Suppose I present a convincing logical argument to an unbeliever about, say, the plausibility of Christ's resurrection. Then suppose I cheat him out of several thousand dollars in a business deal. Which do you think will have the greater impact? My good argument? Or my unethical behavior?
A few days ago, it was announced that Christopher Hitchens is having to cut short a book tour because of a medical crisis. He has been diagnosed with esophageal cancer and will need to begin chemotherapy immediately.
In case you don't recognize the name immediately, Hitchens is the militant atheist who has debated a number of Christian apologists. His book "God Is Not Great" was a best-seller a few years back and created quite a stir. He writes with wit and sarcasm. Anger flashes at key points. He uses demeaning and insulting language of anyone who embraces the Christian faith.
A friend who doesn't share my view of Christianity sent me a news article about Hitchens' illness and hinted it would be interesting to follow the blog comments about it. Indeed! And what a wide range of responses began.
Several were from believers who expressed concern, offered hope for his recovery, and said they were praying for him. There were also comments of the sort I feared: "How apropos, losing the throat with which he used to blaspheme"; "this foul reprobate in the end, knowing he shall die, will beg for forgiveness"; and "I can't wait until the last little breath in his miserable body starts to fade, and then he will know if there is a God or not." Others were even worse!

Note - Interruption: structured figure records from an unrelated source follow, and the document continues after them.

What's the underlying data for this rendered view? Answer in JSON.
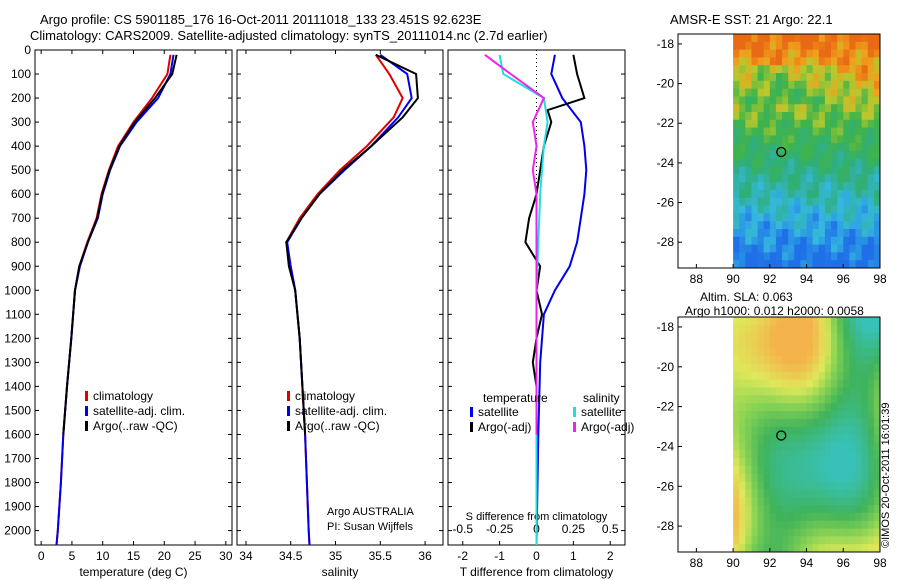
{
  "header": {
    "line1": "Argo profile: CS 5901185_176 16-Oct-2011 20111018_133 23.451S 92.623E",
    "line2": "Climatology: CARS2009. Satellite-adjusted climatology: synTS_20111014.nc (2.7d earlier)"
  },
  "stamp": "©IMOS 20-Oct-2011 16:01:39",
  "colors": {
    "climatology": "#e00000",
    "satellite": "#0000ee",
    "argo": "#000000",
    "salinity_sat": "#22dddd",
    "salinity_argo": "#ee22ee"
  },
  "chart_data": [
    {
      "type": "line",
      "xlabel": "temperature (deg C)",
      "xticks": [
        "0",
        "5",
        "10",
        "15",
        "20",
        "25",
        "30"
      ],
      "xlim": [
        -1,
        31
      ],
      "ylim": [
        0,
        2060
      ],
      "yticks": [
        "0",
        "100",
        "200",
        "300",
        "400",
        "500",
        "600",
        "700",
        "800",
        "900",
        "1000",
        "1100",
        "1200",
        "1300",
        "1400",
        "1500",
        "1600",
        "1700",
        "1800",
        "1900",
        "2000"
      ],
      "legend": [
        "climatology",
        "satellite-adj. clim.",
        "Argo(..raw -QC)"
      ],
      "series": [
        {
          "name": "climatology",
          "points": [
            [
              21,
              20
            ],
            [
              20.5,
              100
            ],
            [
              18,
              200
            ],
            [
              15,
              300
            ],
            [
              12.5,
              400
            ],
            [
              11,
              500
            ],
            [
              9.8,
              600
            ],
            [
              9,
              700
            ],
            [
              7.5,
              800
            ],
            [
              6.2,
              900
            ],
            [
              5.5,
              1000
            ],
            [
              4.9,
              1200
            ],
            [
              4.2,
              1400
            ],
            [
              3.6,
              1600
            ],
            [
              3.2,
              1800
            ],
            [
              2.7,
              2000
            ],
            [
              2.5,
              2060
            ]
          ]
        },
        {
          "name": "satellite-adj. clim.",
          "points": [
            [
              21.5,
              20
            ],
            [
              21,
              100
            ],
            [
              19,
              200
            ],
            [
              15.5,
              300
            ],
            [
              12.8,
              400
            ],
            [
              11.2,
              500
            ],
            [
              10,
              600
            ],
            [
              9.2,
              700
            ],
            [
              7.6,
              800
            ],
            [
              6.3,
              900
            ],
            [
              5.5,
              1000
            ],
            [
              4.9,
              1200
            ],
            [
              4.2,
              1400
            ],
            [
              3.6,
              1600
            ],
            [
              3.2,
              1800
            ],
            [
              2.7,
              2000
            ],
            [
              2.5,
              2060
            ]
          ]
        },
        {
          "name": "Argo(..raw -QC)",
          "points": [
            [
              22,
              20
            ],
            [
              21.3,
              100
            ],
            [
              18.5,
              200
            ],
            [
              15.2,
              300
            ],
            [
              12.7,
              400
            ],
            [
              11.1,
              500
            ],
            [
              9.9,
              600
            ],
            [
              9.1,
              700
            ],
            [
              7.6,
              800
            ],
            [
              6.2,
              900
            ],
            [
              5.5,
              1000
            ],
            [
              4.9,
              1200
            ],
            [
              4.2,
              1400
            ],
            [
              3.6,
              1600
            ]
          ]
        }
      ]
    },
    {
      "type": "line",
      "xlabel": "salinity",
      "xticks": [
        "34",
        "34.5",
        "35",
        "35.5",
        "36"
      ],
      "xlim": [
        33.9,
        36.2
      ],
      "ylim": [
        0,
        2060
      ],
      "legend": [
        "climatology",
        "satellite-adj. clim.",
        "Argo(..raw -QC)"
      ],
      "annotation": [
        "Argo AUSTRALIA",
        "PI: Susan Wijffels"
      ],
      "series": [
        {
          "name": "climatology",
          "points": [
            [
              35.45,
              20
            ],
            [
              35.6,
              100
            ],
            [
              35.75,
              200
            ],
            [
              35.65,
              280
            ],
            [
              35.35,
              400
            ],
            [
              35.05,
              500
            ],
            [
              34.8,
              600
            ],
            [
              34.6,
              700
            ],
            [
              34.45,
              800
            ],
            [
              34.5,
              900
            ],
            [
              34.55,
              1000
            ],
            [
              34.6,
              1200
            ],
            [
              34.63,
              1400
            ],
            [
              34.66,
              1600
            ],
            [
              34.68,
              1800
            ],
            [
              34.7,
              2000
            ],
            [
              34.71,
              2060
            ]
          ]
        },
        {
          "name": "satellite-adj. clim.",
          "points": [
            [
              35.5,
              20
            ],
            [
              35.8,
              100
            ],
            [
              35.85,
              200
            ],
            [
              35.7,
              280
            ],
            [
              35.4,
              400
            ],
            [
              35.1,
              500
            ],
            [
              34.82,
              600
            ],
            [
              34.62,
              700
            ],
            [
              34.46,
              800
            ],
            [
              34.5,
              900
            ],
            [
              34.55,
              1000
            ],
            [
              34.6,
              1200
            ],
            [
              34.63,
              1400
            ],
            [
              34.66,
              1600
            ],
            [
              34.68,
              1800
            ],
            [
              34.7,
              2000
            ],
            [
              34.71,
              2060
            ]
          ]
        },
        {
          "name": "Argo(..raw -QC)",
          "points": [
            [
              35.45,
              20
            ],
            [
              35.9,
              100
            ],
            [
              35.92,
              200
            ],
            [
              35.75,
              280
            ],
            [
              35.4,
              400
            ],
            [
              35.08,
              500
            ],
            [
              34.82,
              600
            ],
            [
              34.62,
              700
            ],
            [
              34.45,
              800
            ],
            [
              34.48,
              900
            ],
            [
              34.55,
              1000
            ],
            [
              34.6,
              1200
            ],
            [
              34.63,
              1400
            ],
            [
              34.66,
              1600
            ]
          ]
        }
      ]
    },
    {
      "type": "line",
      "xlabel": "T difference from climatology",
      "xticks": [
        "-2",
        "-1",
        "0",
        "1",
        "2"
      ],
      "xlim": [
        -2.4,
        2.4
      ],
      "top_xlabel": "S difference from climatology",
      "top_xticks": [
        "-0.5",
        "-0.25",
        "0",
        "0.25",
        "0.5"
      ],
      "ylim": [
        0,
        2060
      ],
      "legend_temperature_title": "temperature",
      "legend_salinity_title": "salinity",
      "legend_temperature": [
        "satellite",
        "Argo(-adj)"
      ],
      "legend_salinity": [
        "satellite",
        "Argo(-adj)"
      ],
      "series": [
        {
          "name": "satellite",
          "points": [
            [
              0.5,
              20
            ],
            [
              0.4,
              100
            ],
            [
              0.7,
              200
            ],
            [
              1.2,
              300
            ],
            [
              1.3,
              400
            ],
            [
              1.35,
              500
            ],
            [
              1.3,
              600
            ],
            [
              1.2,
              700
            ],
            [
              1.1,
              800
            ],
            [
              0.9,
              900
            ],
            [
              0.5,
              1000
            ],
            [
              0.2,
              1100
            ],
            [
              0.1,
              1300
            ],
            [
              0.05,
              1600
            ],
            [
              0,
              2060
            ]
          ]
        },
        {
          "name": "Argo(-adj)",
          "points": [
            [
              1,
              20
            ],
            [
              1.1,
              100
            ],
            [
              1.3,
              200
            ],
            [
              0.3,
              250
            ],
            [
              0.4,
              300
            ],
            [
              0.2,
              400
            ],
            [
              0.1,
              500
            ],
            [
              0,
              600
            ],
            [
              -0.2,
              700
            ],
            [
              -0.3,
              800
            ],
            [
              0.1,
              900
            ],
            [
              0,
              1000
            ],
            [
              0.15,
              1100
            ],
            [
              0,
              1200
            ],
            [
              -0.1,
              1300
            ],
            [
              0,
              1400
            ],
            [
              0,
              1600
            ]
          ]
        },
        {
          "name": "satellite",
          "points": [
            [
              -1,
              20
            ],
            [
              -0.9,
              100
            ],
            [
              0.2,
              200
            ],
            [
              0.3,
              300
            ],
            [
              0.2,
              400
            ],
            [
              0.15,
              500
            ],
            [
              0.1,
              600
            ],
            [
              0.05,
              800
            ],
            [
              0,
              1000
            ],
            [
              0,
              2060
            ]
          ]
        },
        {
          "name": "Argo(-adj)",
          "points": [
            [
              -1.4,
              20
            ],
            [
              -0.7,
              100
            ],
            [
              0.2,
              200
            ],
            [
              -0.1,
              300
            ],
            [
              0,
              400
            ],
            [
              -0.1,
              500
            ],
            [
              0,
              600
            ],
            [
              0,
              800
            ],
            [
              0,
              1000
            ],
            [
              0,
              1600
            ]
          ]
        }
      ]
    },
    {
      "type": "heatmap",
      "title": "AMSR-E SST: 21 Argo: 22.1",
      "xticks": [
        "88",
        "90",
        "92",
        "94",
        "96",
        "98"
      ],
      "yticks": [
        "-18",
        "-20",
        "-22",
        "-24",
        "-26",
        "-28"
      ],
      "xlim": [
        87,
        98
      ],
      "ylim": [
        -29.3,
        -17.5
      ],
      "argo_position": [
        92.623,
        -23.451
      ]
    },
    {
      "type": "heatmap",
      "title_line1": "Altim. SLA: 0.063",
      "title_line2": "Argo h1000: 0.012 h2000: 0.0058",
      "xticks": [
        "88",
        "90",
        "92",
        "94",
        "96",
        "98"
      ],
      "yticks": [
        "-18",
        "-20",
        "-22",
        "-24",
        "-26",
        "-28"
      ],
      "xlim": [
        87,
        98
      ],
      "ylim": [
        -29.3,
        -17.5
      ],
      "argo_position": [
        92.623,
        -23.451
      ]
    }
  ]
}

If there ever was a time when people would separate facts and arguments from the people representing what they supported, they are long gone. In this post-modern era, the single most compelling evidence for or against a point of view is the lifestyle credibility of its advocates. People celebrating someone's cancer will never represent Jesus convincingly. Mean people don't win hearts.

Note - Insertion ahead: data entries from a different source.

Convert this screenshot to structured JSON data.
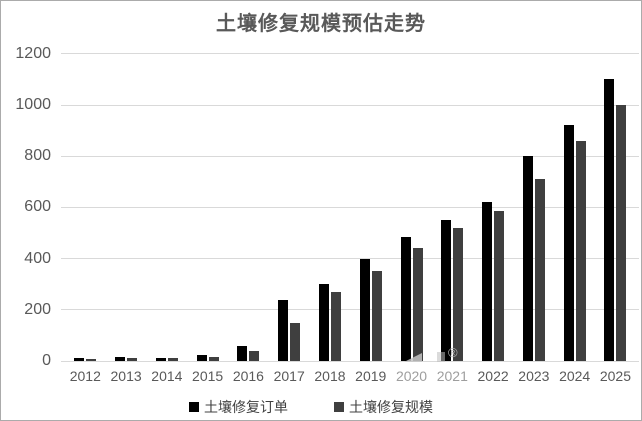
{
  "chart_data": {
    "type": "bar",
    "title": "土壤修复规模预估走势",
    "categories": [
      "2012",
      "2013",
      "2014",
      "2015",
      "2016",
      "2017",
      "2018",
      "2019",
      "2020",
      "2021",
      "2022",
      "2023",
      "2024",
      "2025"
    ],
    "series": [
      {
        "name": "土壤修复订单",
        "color": "#000000",
        "values": [
          10,
          15,
          13,
          22,
          60,
          240,
          300,
          400,
          485,
          550,
          620,
          800,
          920,
          1100
        ]
      },
      {
        "name": "土壤修复规模",
        "color": "#3f3f3f",
        "values": [
          6,
          12,
          12,
          15,
          40,
          150,
          270,
          350,
          440,
          520,
          585,
          710,
          860,
          1000
        ]
      }
    ],
    "xlabel": "",
    "ylabel": "",
    "ylim": [
      0,
      1200
    ],
    "yticks": [
      0,
      200,
      400,
      600,
      800,
      1000,
      1200
    ],
    "grid": true,
    "legend_position": "bottom"
  },
  "watermark": {
    "symbol": "®",
    "faded_x_labels": [
      "2020",
      "2021"
    ]
  },
  "colors": {
    "gridline": "#d9d9d9",
    "axis_label": "#595959",
    "faded_label": "#9e9e9e",
    "title": "#595959",
    "border": "#ababab",
    "background": "#ffffff"
  }
}
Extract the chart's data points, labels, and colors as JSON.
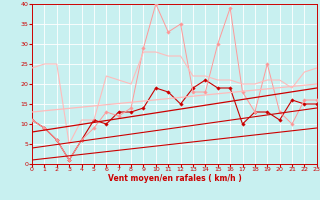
{
  "xlabel": "Vent moyen/en rafales ( km/h )",
  "xlim": [
    0,
    23
  ],
  "ylim": [
    0,
    40
  ],
  "yticks": [
    0,
    5,
    10,
    15,
    20,
    25,
    30,
    35,
    40
  ],
  "xticks": [
    0,
    1,
    2,
    3,
    4,
    5,
    6,
    7,
    8,
    9,
    10,
    11,
    12,
    13,
    14,
    15,
    16,
    17,
    18,
    19,
    20,
    21,
    22,
    23
  ],
  "bg_color": "#c8f0f0",
  "grid_color": "#ffffff",
  "lines": [
    {
      "x": [
        0,
        1,
        2,
        3,
        4,
        5,
        6,
        7,
        8,
        9,
        10,
        11,
        12,
        13,
        14,
        15,
        16,
        17,
        18,
        19,
        20,
        21,
        22,
        23
      ],
      "y": [
        11,
        9,
        6,
        1,
        6,
        11,
        10,
        13,
        13,
        14,
        19,
        18,
        15,
        19,
        21,
        19,
        19,
        10,
        13,
        13,
        11,
        16,
        15,
        15
      ],
      "color": "#cc0000",
      "marker": "D",
      "markersize": 1.8,
      "linewidth": 0.8,
      "linestyle": "-"
    },
    {
      "x": [
        0,
        1,
        2,
        3,
        4,
        5,
        6,
        7,
        8,
        9,
        10,
        11,
        12,
        13,
        14,
        15,
        16,
        17,
        18,
        19,
        20,
        21,
        22,
        23
      ],
      "y": [
        11,
        9,
        6,
        1,
        6,
        9,
        13,
        12,
        14,
        29,
        40,
        33,
        35,
        18,
        18,
        30,
        39,
        18,
        13,
        25,
        13,
        10,
        16,
        16
      ],
      "color": "#ff9999",
      "marker": "D",
      "markersize": 1.8,
      "linewidth": 0.7,
      "linestyle": "-"
    },
    {
      "x": [
        0,
        1,
        2,
        3,
        4,
        5,
        6,
        7,
        8,
        9,
        10,
        11,
        12,
        13,
        14,
        15,
        16,
        17,
        18,
        19,
        20,
        21,
        22,
        23
      ],
      "y": [
        24,
        25,
        25,
        5,
        11,
        11,
        22,
        21,
        20,
        28,
        28,
        27,
        27,
        22,
        22,
        21,
        21,
        20,
        20,
        21,
        21,
        19,
        23,
        24
      ],
      "color": "#ffbbbb",
      "marker": null,
      "markersize": 0,
      "linewidth": 0.8,
      "linestyle": "-"
    },
    {
      "x": [
        0,
        23
      ],
      "y": [
        13,
        20
      ],
      "color": "#ffbbbb",
      "marker": null,
      "markersize": 0,
      "linewidth": 0.9,
      "linestyle": "-"
    },
    {
      "x": [
        0,
        23
      ],
      "y": [
        8,
        19
      ],
      "color": "#cc0000",
      "marker": null,
      "markersize": 0,
      "linewidth": 0.9,
      "linestyle": "-"
    },
    {
      "x": [
        0,
        23
      ],
      "y": [
        4,
        14
      ],
      "color": "#cc0000",
      "marker": null,
      "markersize": 0,
      "linewidth": 0.8,
      "linestyle": "-"
    },
    {
      "x": [
        0,
        23
      ],
      "y": [
        1,
        9
      ],
      "color": "#cc0000",
      "marker": null,
      "markersize": 0,
      "linewidth": 0.8,
      "linestyle": "-"
    }
  ],
  "wind_arrows_color": "#cc0000",
  "arrow_angles_deg": [
    225,
    225,
    315,
    90,
    315,
    270,
    0,
    45,
    45,
    0,
    0,
    45,
    45,
    0,
    0,
    45,
    0,
    0,
    225,
    225,
    225,
    225,
    225,
    225
  ]
}
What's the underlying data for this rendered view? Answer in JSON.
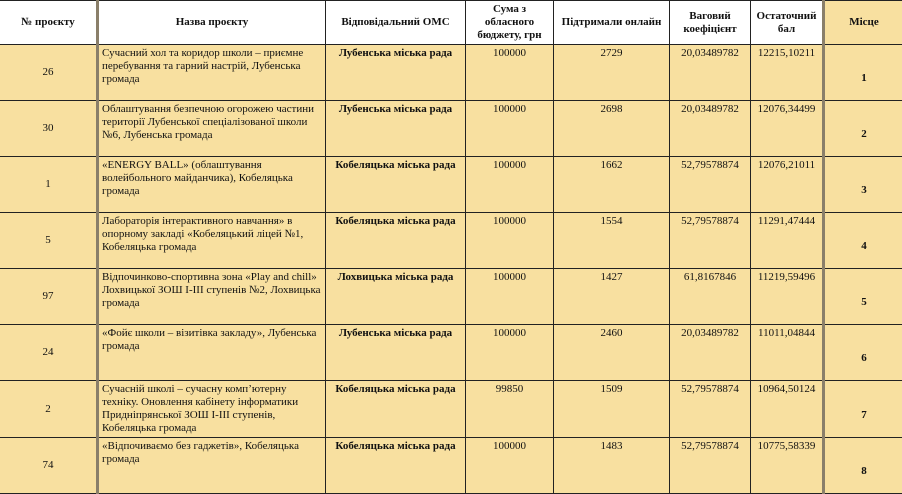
{
  "headers": [
    "№ проєкту",
    "Назва проєкту",
    "Відповідальний ОМС",
    "Сума з обласного бюджету, грн",
    "Підтримали онлайн",
    "Ваговий коефіцієнт",
    "Остаточний бал",
    "Місце"
  ],
  "rows": [
    {
      "id": "26",
      "name": "Сучасний хол та коридор школи – приємне перебування та гарний настрій, Лубенська громада",
      "oms": "Лубенська  міська рада",
      "sum": "100000",
      "online": "2729",
      "coef": "20,03489782",
      "score": "12215,10211",
      "place": "1"
    },
    {
      "id": "30",
      "name": "Облаштування безпечною огорожею частини території Лубенської спеціалізованої школи №6, Лубенська громада",
      "oms": "Лубенська міська рада",
      "sum": "100000",
      "online": "2698",
      "coef": "20,03489782",
      "score": "12076,34499",
      "place": "2"
    },
    {
      "id": "1",
      "name": "«ENERGY BALL» (облаштування волейбольного майданчика), Кобеляцька громада",
      "oms": "Кобеляцька міська рада",
      "sum": "100000",
      "online": "1662",
      "coef": "52,79578874",
      "score": "12076,21011",
      "place": "3"
    },
    {
      "id": "5",
      "name": "Лабораторія інтерактивного навчання» в опорному закладі «Кобеляцький ліцей №1, Кобеляцька громада",
      "oms": "Кобеляцька міська рада",
      "sum": "100000",
      "online": "1554",
      "coef": "52,79578874",
      "score": "11291,47444",
      "place": "4"
    },
    {
      "id": "97",
      "name": "Відпочинково-спортивна зона «Play and chill» Лохвицької ЗОШ І-ІІІ ступенів №2, Лохвицька громада",
      "oms": "Лохвицька міська рада",
      "sum": "100000",
      "online": "1427",
      "coef": "61,8167846",
      "score": "11219,59496",
      "place": "5"
    },
    {
      "id": "24",
      "name": "«Фойє школи – візитівка закладу», Лубенська громада",
      "oms": "Лубенська міська рада",
      "sum": "100000",
      "online": "2460",
      "coef": "20,03489782",
      "score": "11011,04844",
      "place": "6"
    },
    {
      "id": "2",
      "name": "Сучасній школі – сучасну комп’ютерну техніку. Оновлення кабінету інформатики Придніпрянської ЗОШ І-ІІІ ступенів, Кобеляцька громада",
      "oms": "Кобеляцька міська рада",
      "sum": "99850",
      "online": "1509",
      "coef": "52,79578874",
      "score": "10964,50124",
      "place": "7"
    },
    {
      "id": "74",
      "name": "«Відпочиваємо без гаджетів», Кобеляцька громада",
      "oms": "Кобеляцька міська рада",
      "sum": "100000",
      "online": "1483",
      "coef": "52,79578874",
      "score": "10775,58339",
      "place": "8"
    }
  ]
}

If you have read Hitchens' insults to your faith and felt offended by his scorn for what you hold sacred, this would be a good time to remember Jesus' call to "turn the other cheek" or to "pray for those who despise you." The best "argument" for faith may not be an argument at all, but love and respect.
At the least, faith can never be a justification for behaving badly.

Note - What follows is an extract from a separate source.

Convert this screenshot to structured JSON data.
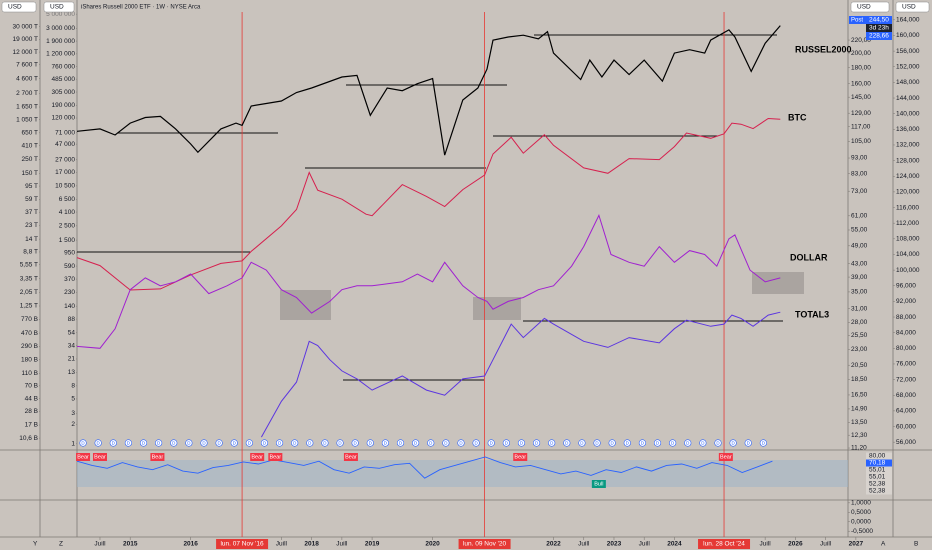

But you are a chosen people, a royal priesthood, a holy nation, God’s special possession, that you may declare the praises of him who called you out of darkness into his wonderful light. Once you were not a people, but now you are the people of God; once you had not received mercy, but now you have received mercy.
Dear friends, I urge you, as foreigners and exiles, to abstain from sinful desires, which war against your soul. Live such good lives among the pagans that, though they accuse you of doing wrong, they may see your good deeds and glorify God on the day he visits us (1 Peter 2:9-12 TNIV).